Театральный кружок
Любите ли. Театр. Ну, не так. Не так, как наша учительница начальных классов, и уж точно, не как преподавательница Дома Пионеров, и уж наверняка, не как несравненная классная англичанка, взявшая нас после третьего. Уж она-то понимала толк в искусстве, особенно в зрелищах. По театрам походили славно, что говорить, буфет один чего стоил, всю душу вымотает в антракте, не всегда ведь в кармане звенели пятнадцатикопеечные, да и десятюнчики, тоже не всегда, что уж про двадцарики говорить, медь звенела обычно. А пирожные в буфете – самое дешевое от пятнадцати как раз, и то позавчерашнее по виду, одно уж на подносе лежит два антракта, никто не берет…

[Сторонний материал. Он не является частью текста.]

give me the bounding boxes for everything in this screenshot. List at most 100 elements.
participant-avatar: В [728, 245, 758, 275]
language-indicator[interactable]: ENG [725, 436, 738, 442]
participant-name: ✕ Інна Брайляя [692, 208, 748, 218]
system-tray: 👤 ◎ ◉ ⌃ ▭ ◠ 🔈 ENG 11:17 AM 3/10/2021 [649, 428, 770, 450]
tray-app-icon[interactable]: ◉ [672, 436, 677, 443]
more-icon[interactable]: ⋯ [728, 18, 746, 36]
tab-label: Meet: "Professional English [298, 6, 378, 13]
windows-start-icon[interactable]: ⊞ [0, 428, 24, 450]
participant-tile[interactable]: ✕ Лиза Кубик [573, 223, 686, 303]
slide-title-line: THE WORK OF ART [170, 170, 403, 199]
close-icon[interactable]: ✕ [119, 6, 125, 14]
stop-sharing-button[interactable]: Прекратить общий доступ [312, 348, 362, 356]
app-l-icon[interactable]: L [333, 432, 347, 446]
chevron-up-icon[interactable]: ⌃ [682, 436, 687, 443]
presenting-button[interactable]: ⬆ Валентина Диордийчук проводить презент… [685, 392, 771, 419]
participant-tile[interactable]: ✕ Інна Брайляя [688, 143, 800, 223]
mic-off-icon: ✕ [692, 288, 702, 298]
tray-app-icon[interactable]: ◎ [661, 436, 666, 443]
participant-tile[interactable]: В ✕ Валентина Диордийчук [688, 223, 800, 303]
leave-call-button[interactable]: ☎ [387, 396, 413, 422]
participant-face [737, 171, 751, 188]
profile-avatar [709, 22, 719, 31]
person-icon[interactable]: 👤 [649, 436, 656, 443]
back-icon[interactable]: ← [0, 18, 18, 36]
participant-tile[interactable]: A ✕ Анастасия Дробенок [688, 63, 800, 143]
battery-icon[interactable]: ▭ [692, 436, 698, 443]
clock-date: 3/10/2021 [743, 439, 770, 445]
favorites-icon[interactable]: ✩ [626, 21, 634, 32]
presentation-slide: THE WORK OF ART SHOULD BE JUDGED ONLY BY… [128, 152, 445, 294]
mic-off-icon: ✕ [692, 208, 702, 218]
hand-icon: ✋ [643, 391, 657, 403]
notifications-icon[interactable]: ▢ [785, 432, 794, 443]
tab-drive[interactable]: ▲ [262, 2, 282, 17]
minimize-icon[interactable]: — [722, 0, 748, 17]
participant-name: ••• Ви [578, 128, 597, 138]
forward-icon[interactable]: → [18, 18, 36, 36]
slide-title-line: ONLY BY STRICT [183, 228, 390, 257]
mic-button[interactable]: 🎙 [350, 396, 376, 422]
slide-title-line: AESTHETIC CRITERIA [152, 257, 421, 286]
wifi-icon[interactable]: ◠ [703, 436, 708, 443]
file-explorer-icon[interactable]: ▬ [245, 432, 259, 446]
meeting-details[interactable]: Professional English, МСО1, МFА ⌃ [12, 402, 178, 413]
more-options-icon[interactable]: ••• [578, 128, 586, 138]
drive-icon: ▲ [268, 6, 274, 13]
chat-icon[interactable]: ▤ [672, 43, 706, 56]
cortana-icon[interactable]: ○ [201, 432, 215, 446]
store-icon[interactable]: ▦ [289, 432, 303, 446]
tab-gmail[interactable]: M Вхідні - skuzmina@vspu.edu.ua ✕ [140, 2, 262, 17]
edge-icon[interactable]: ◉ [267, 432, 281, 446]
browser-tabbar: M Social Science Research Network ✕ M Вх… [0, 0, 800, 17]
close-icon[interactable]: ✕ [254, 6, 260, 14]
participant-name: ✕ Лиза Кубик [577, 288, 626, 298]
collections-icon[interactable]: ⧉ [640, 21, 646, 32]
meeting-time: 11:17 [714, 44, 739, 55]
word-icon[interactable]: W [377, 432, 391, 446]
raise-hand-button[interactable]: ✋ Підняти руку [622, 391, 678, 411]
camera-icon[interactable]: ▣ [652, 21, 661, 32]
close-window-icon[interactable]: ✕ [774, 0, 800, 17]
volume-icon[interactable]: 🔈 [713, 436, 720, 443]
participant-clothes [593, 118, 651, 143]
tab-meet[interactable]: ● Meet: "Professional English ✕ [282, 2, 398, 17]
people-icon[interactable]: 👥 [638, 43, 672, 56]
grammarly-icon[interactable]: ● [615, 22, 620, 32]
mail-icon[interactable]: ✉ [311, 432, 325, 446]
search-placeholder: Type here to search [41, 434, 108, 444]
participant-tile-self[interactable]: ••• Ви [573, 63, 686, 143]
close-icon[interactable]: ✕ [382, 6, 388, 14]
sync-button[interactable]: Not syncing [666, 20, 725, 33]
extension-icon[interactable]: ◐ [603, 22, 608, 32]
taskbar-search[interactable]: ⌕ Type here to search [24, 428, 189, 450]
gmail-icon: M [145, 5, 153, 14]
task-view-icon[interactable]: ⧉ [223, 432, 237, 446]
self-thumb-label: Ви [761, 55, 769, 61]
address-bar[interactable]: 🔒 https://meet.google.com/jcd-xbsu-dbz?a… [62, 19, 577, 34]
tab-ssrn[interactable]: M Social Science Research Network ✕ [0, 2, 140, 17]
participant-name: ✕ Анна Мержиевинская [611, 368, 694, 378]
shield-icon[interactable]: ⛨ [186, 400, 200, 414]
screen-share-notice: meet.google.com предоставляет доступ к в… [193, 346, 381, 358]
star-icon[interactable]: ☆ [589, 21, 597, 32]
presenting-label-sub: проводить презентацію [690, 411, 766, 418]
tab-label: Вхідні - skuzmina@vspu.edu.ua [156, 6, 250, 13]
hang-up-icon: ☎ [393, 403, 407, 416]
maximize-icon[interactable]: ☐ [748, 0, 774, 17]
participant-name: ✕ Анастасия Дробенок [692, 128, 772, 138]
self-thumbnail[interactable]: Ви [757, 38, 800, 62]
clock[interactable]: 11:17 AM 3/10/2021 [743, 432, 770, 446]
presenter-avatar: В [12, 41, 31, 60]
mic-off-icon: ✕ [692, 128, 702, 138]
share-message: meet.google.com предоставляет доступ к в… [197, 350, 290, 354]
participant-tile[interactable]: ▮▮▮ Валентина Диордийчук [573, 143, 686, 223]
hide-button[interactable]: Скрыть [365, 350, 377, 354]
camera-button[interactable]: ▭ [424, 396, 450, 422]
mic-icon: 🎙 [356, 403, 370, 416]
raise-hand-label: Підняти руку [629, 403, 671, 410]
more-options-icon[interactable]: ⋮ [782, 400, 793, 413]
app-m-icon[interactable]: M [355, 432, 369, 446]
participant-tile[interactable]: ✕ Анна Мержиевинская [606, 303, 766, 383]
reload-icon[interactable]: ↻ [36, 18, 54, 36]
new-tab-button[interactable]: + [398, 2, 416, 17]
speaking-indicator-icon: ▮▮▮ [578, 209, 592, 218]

Раз взяли с братом такое, не пирожное, правда, булку взяли в булочной, когда с хоккея возвращались, дворового. Зашли в помещение теплое, отряхнули коленки белые, клюшки деревянные в угол поставили, шапки зайца черного с ушами с голов мокрых от ходьбы сорвали, и тут же по носу получили запах тепла размякшего и хлеба сдобного. Ты помнишь, как пахла вечерняя булочная зимой с мороза если в нее под закрытие, да к деревянным полкам глазами прильнут, да посмотреть сквозь их плоскость наклонную, к тебе пустым брюхом обращенную, в рощелину внимательно глазами детскими зоркими, мелькнет, может, где халат продавщицы бойкой белой, или грузчика синий, что тележку новую на утро вкатывают, вкатывают, но не выкладывают, а ты в надежде: вдохнешь ноздрями крошки душистые, и что осталось, пробежишь быстрыми, и ну, мять вилкой – может, свежее. А есть очень хочется, а на двоих только одиннадцать мелочью морозной, а она лежит в вечерней булочной одна на полке, и больше никого рядом. Я ее вилкой на веревке помял, помял – вроде нормальная, говорю, вроде давится, взяли, на кассу понесли. А там тетя добродушная во весь кассовый терминал улыбается всем телом, ну что, выбрали, красавцы с коленями оттянутыми. Выбрали, тетенька, выбрали мы Вас уже давно. В самые добрые тетеньки выбрали, но это потом, а сейчас булку диетическую, мы таких даже и не ели, попробуем. Все батоны по тринадцать, редко по двадцать пять с чаем, если мягкие. Мягкие. Вилка эта мягкая у Вас, тетенька добрая, вилка прогибается, а булка нет, она уже тут неделю не прогибается, а вилка прогиб сталью своей сымитировала, вот мы за нее и ухватились, чугунные. До дома только корочку с одной стороны надгрызть удалось, с одной стороны, а другой гвоздь в землю мерзлую одним ударом бы вогнать можно было в памятник памяти вашей несравненная тетенька добрая. Да где уж нам, детям малым, вас жалить, перетерпим и это, и одиннадцать морозных копеек на двоих тоже.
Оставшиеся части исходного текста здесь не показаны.